Joe Becker Stadium
- Interactive map of Joe Becker Stadium
- Location: 1301 E. 3rd Street Joplin, MO 64801
- Coordinates: 37°05′20″N 94°29′56″W﻿ / ﻿37.08883°N 94.49883°W
- Owner: City of Joplin
- Capacity: 4,200
- Surface: Infield turf, Outfield grass

Construction
- Opened: 1913

Tenants
- Joplin Outlaws (MINK) (2017–present) Joplin Blasters (AA) (2015–2016) MSSU Lions (college) (1966–2014) Joplin Miners (1917–1954)

= Joe Becker Stadium =

Baseball stadium in Joplin, Missouri

Joe Becker Stadium is an American baseball ballpark, built in 1913, located in Joplin, Missouri. The stadium has burned down twice, the first time in 1936 and the second time in 1971. The stadium currently has seating capacity of 4,200 as the home of the Joplin Outlaws of the summer collegiate Mid-America League.

==History==
The original tenants were the Joplin Miners, a longtime minor league affiliate of the New York Yankees. Whitey Herzog and fellow Hall of Fame inductee Mickey Mantle played for the Miners. Other team monikers have included the Joplin Blasters minor league baseball team and the current Joplin Outlaws collegiate summer baseball team. The Missouri Southern State University baseball team played there through 2014 before relocating to an on-campus stadium in 2015.

In April 1920, Baseball Hall of Fame inductee Ty Cobb and his Detroit Tigers played an exhibition game against the Miners at Joe Becker Stadium.

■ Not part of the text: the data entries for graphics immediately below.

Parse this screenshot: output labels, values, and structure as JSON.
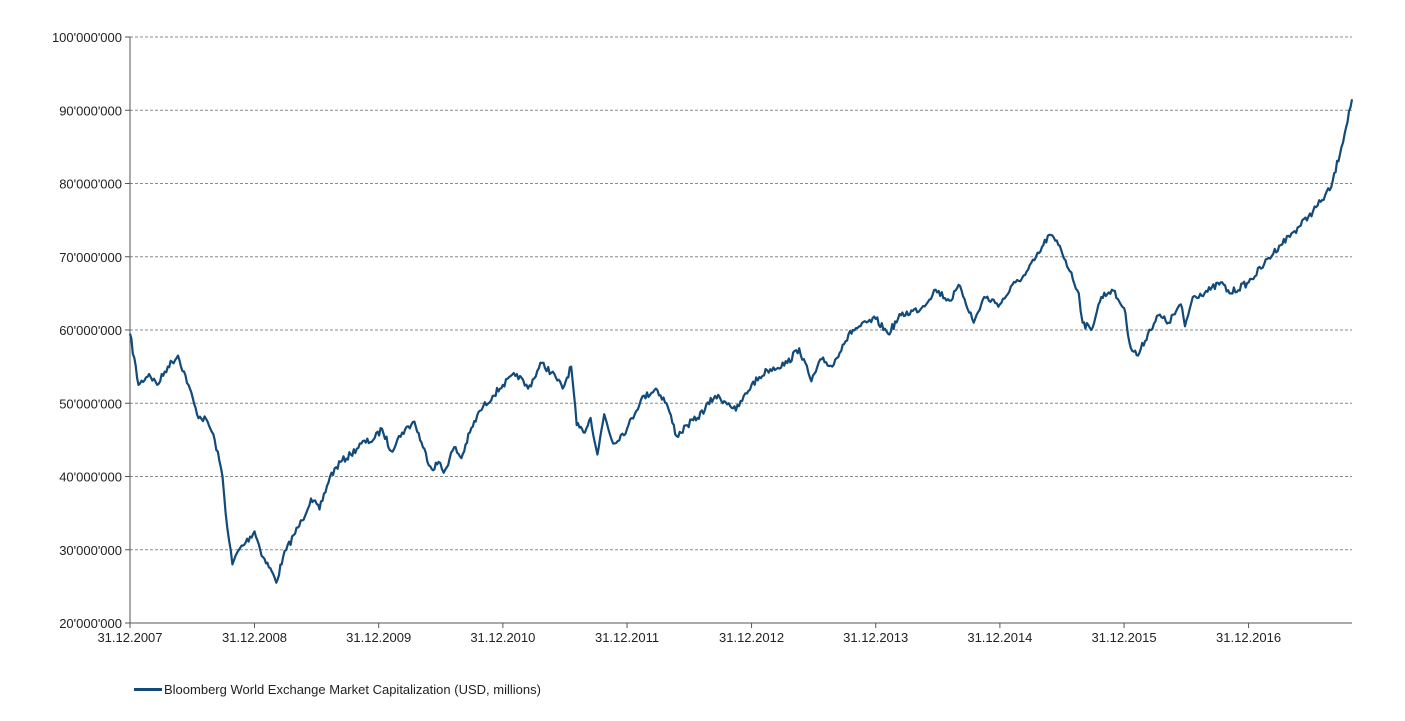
{
  "chart_data": {
    "type": "line",
    "title": "",
    "xlabel": "",
    "ylabel": "",
    "x_start": "2007-12-31",
    "x_end": "2017-10-31",
    "ylim": [
      20000000,
      100000000
    ],
    "y_ticks": [
      20000000,
      30000000,
      40000000,
      50000000,
      60000000,
      70000000,
      80000000,
      90000000,
      100000000
    ],
    "y_tick_labels": [
      "20'000'000",
      "30'000'000",
      "40'000'000",
      "50'000'000",
      "60'000'000",
      "70'000'000",
      "80'000'000",
      "90'000'000",
      "100'000'000"
    ],
    "x_ticks": [
      "2007-12-31",
      "2008-12-31",
      "2009-12-31",
      "2010-12-31",
      "2011-12-31",
      "2012-12-31",
      "2013-12-31",
      "2014-12-31",
      "2015-12-31",
      "2016-12-31"
    ],
    "x_tick_labels": [
      "31.12.2007",
      "31.12.2008",
      "31.12.2009",
      "31.12.2010",
      "31.12.2011",
      "31.12.2012",
      "31.12.2013",
      "31.12.2014",
      "31.12.2015",
      "31.12.2016"
    ],
    "grid": "horizontal dashed",
    "legend_position": "bottom-left",
    "series": [
      {
        "name": "Bloomberg World Exchange Market Capitalization (USD, millions)",
        "color": "#124a7a",
        "points": [
          [
            "2007-12-31",
            59500000
          ],
          [
            "2008-01-25",
            52500000
          ],
          [
            "2008-02-25",
            54000000
          ],
          [
            "2008-03-20",
            52500000
          ],
          [
            "2008-04-20",
            55000000
          ],
          [
            "2008-05-20",
            56500000
          ],
          [
            "2008-06-20",
            52500000
          ],
          [
            "2008-07-15",
            48500000
          ],
          [
            "2008-08-15",
            47500000
          ],
          [
            "2008-09-05",
            45000000
          ],
          [
            "2008-09-28",
            40000000
          ],
          [
            "2008-10-12",
            33000000
          ],
          [
            "2008-10-27",
            28000000
          ],
          [
            "2008-11-15",
            30000000
          ],
          [
            "2008-12-05",
            31000000
          ],
          [
            "2008-12-31",
            32500000
          ],
          [
            "2009-01-25",
            29000000
          ],
          [
            "2009-02-20",
            27000000
          ],
          [
            "2009-03-05",
            25500000
          ],
          [
            "2009-03-25",
            29000000
          ],
          [
            "2009-04-25",
            32000000
          ],
          [
            "2009-05-20",
            34000000
          ],
          [
            "2009-06-15",
            37000000
          ],
          [
            "2009-07-10",
            35500000
          ],
          [
            "2009-08-10",
            40000000
          ],
          [
            "2009-09-10",
            42000000
          ],
          [
            "2009-10-10",
            43000000
          ],
          [
            "2009-11-10",
            44500000
          ],
          [
            "2009-12-15",
            45000000
          ],
          [
            "2010-01-10",
            46500000
          ],
          [
            "2010-02-05",
            43500000
          ],
          [
            "2010-03-10",
            46000000
          ],
          [
            "2010-04-15",
            47500000
          ],
          [
            "2010-05-10",
            44000000
          ],
          [
            "2010-06-05",
            41000000
          ],
          [
            "2010-06-25",
            42000000
          ],
          [
            "2010-07-10",
            40500000
          ],
          [
            "2010-08-10",
            44000000
          ],
          [
            "2010-08-31",
            42500000
          ],
          [
            "2010-09-25",
            46000000
          ],
          [
            "2010-10-25",
            49000000
          ],
          [
            "2010-12-01",
            51000000
          ],
          [
            "2010-12-31",
            52500000
          ],
          [
            "2011-02-10",
            54000000
          ],
          [
            "2011-03-15",
            52000000
          ],
          [
            "2011-04-25",
            55500000
          ],
          [
            "2011-06-05",
            53500000
          ],
          [
            "2011-06-25",
            52000000
          ],
          [
            "2011-07-20",
            55000000
          ],
          [
            "2011-08-05",
            47000000
          ],
          [
            "2011-08-25",
            46000000
          ],
          [
            "2011-09-15",
            48000000
          ],
          [
            "2011-10-05",
            43000000
          ],
          [
            "2011-10-25",
            48500000
          ],
          [
            "2011-11-20",
            44500000
          ],
          [
            "2011-12-31",
            46500000
          ],
          [
            "2012-02-10",
            50500000
          ],
          [
            "2012-03-25",
            52000000
          ],
          [
            "2012-04-25",
            50000000
          ],
          [
            "2012-05-25",
            45500000
          ],
          [
            "2012-06-25",
            47000000
          ],
          [
            "2012-07-25",
            48000000
          ],
          [
            "2012-09-15",
            51000000
          ],
          [
            "2012-10-25",
            50000000
          ],
          [
            "2012-11-15",
            49000000
          ],
          [
            "2012-12-31",
            52500000
          ],
          [
            "2013-02-15",
            54500000
          ],
          [
            "2013-04-15",
            55500000
          ],
          [
            "2013-05-20",
            57500000
          ],
          [
            "2013-06-25",
            53000000
          ],
          [
            "2013-07-25",
            56000000
          ],
          [
            "2013-08-25",
            55000000
          ],
          [
            "2013-09-25",
            58000000
          ],
          [
            "2013-10-25",
            60000000
          ],
          [
            "2013-12-31",
            61500000
          ],
          [
            "2014-02-05",
            59500000
          ],
          [
            "2014-03-15",
            62000000
          ],
          [
            "2014-05-15",
            63000000
          ],
          [
            "2014-06-25",
            65500000
          ],
          [
            "2014-08-05",
            64000000
          ],
          [
            "2014-09-05",
            66000000
          ],
          [
            "2014-10-15",
            61000000
          ],
          [
            "2014-11-15",
            64500000
          ],
          [
            "2014-12-31",
            63500000
          ],
          [
            "2015-02-15",
            66500000
          ],
          [
            "2015-03-15",
            67500000
          ],
          [
            "2015-04-25",
            70500000
          ],
          [
            "2015-05-25",
            73000000
          ],
          [
            "2015-06-25",
            71500000
          ],
          [
            "2015-07-25",
            68000000
          ],
          [
            "2015-08-20",
            65000000
          ],
          [
            "2015-08-31",
            61000000
          ],
          [
            "2015-09-25",
            60000000
          ],
          [
            "2015-10-25",
            64500000
          ],
          [
            "2015-11-25",
            65500000
          ],
          [
            "2015-12-31",
            63000000
          ],
          [
            "2016-01-20",
            57500000
          ],
          [
            "2016-02-10",
            56500000
          ],
          [
            "2016-03-10",
            59500000
          ],
          [
            "2016-04-10",
            62000000
          ],
          [
            "2016-05-10",
            61000000
          ],
          [
            "2016-06-15",
            63500000
          ],
          [
            "2016-06-27",
            60500000
          ],
          [
            "2016-07-20",
            64500000
          ],
          [
            "2016-09-10",
            65500000
          ],
          [
            "2016-10-10",
            66500000
          ],
          [
            "2016-11-05",
            65000000
          ],
          [
            "2016-12-31",
            66500000
          ],
          [
            "2017-02-15",
            69000000
          ],
          [
            "2017-03-31",
            71500000
          ],
          [
            "2017-05-15",
            73500000
          ],
          [
            "2017-06-25",
            75500000
          ],
          [
            "2017-07-31",
            77500000
          ],
          [
            "2017-08-31",
            79500000
          ],
          [
            "2017-09-30",
            85000000
          ],
          [
            "2017-10-31",
            91500000
          ]
        ]
      }
    ]
  }
}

==Renovations and tenants==
In January 2014, the El Paso Diablos of the American Association of Independent Professional Baseball relocated to Joplin in exchange for improvements to the stadium's seating, restrooms, lighting, and other infrastructure. They began play in the 2015 season as the Joplin Blasters. A $4.7 million reconstruction of the stadium by Hanson Sports, Corner Greer Architects, and Crossland Construction began in September 2014 which saw the installation of new lighting and fixed seating for 2,400, renovation of restrooms, locker rooms, and team dugouts, plus the addition of concession stands, merchandise sales space, and modern ticket booths.

In 2016, the Blasters closed offices and left Joplin and in 2017, the stadium became home to the Joplin Outlaws of the MINK League, as a collegiate wood-bat team. In 2024, the Outlaws changed leagues, from the MINK League to the Mid-America League.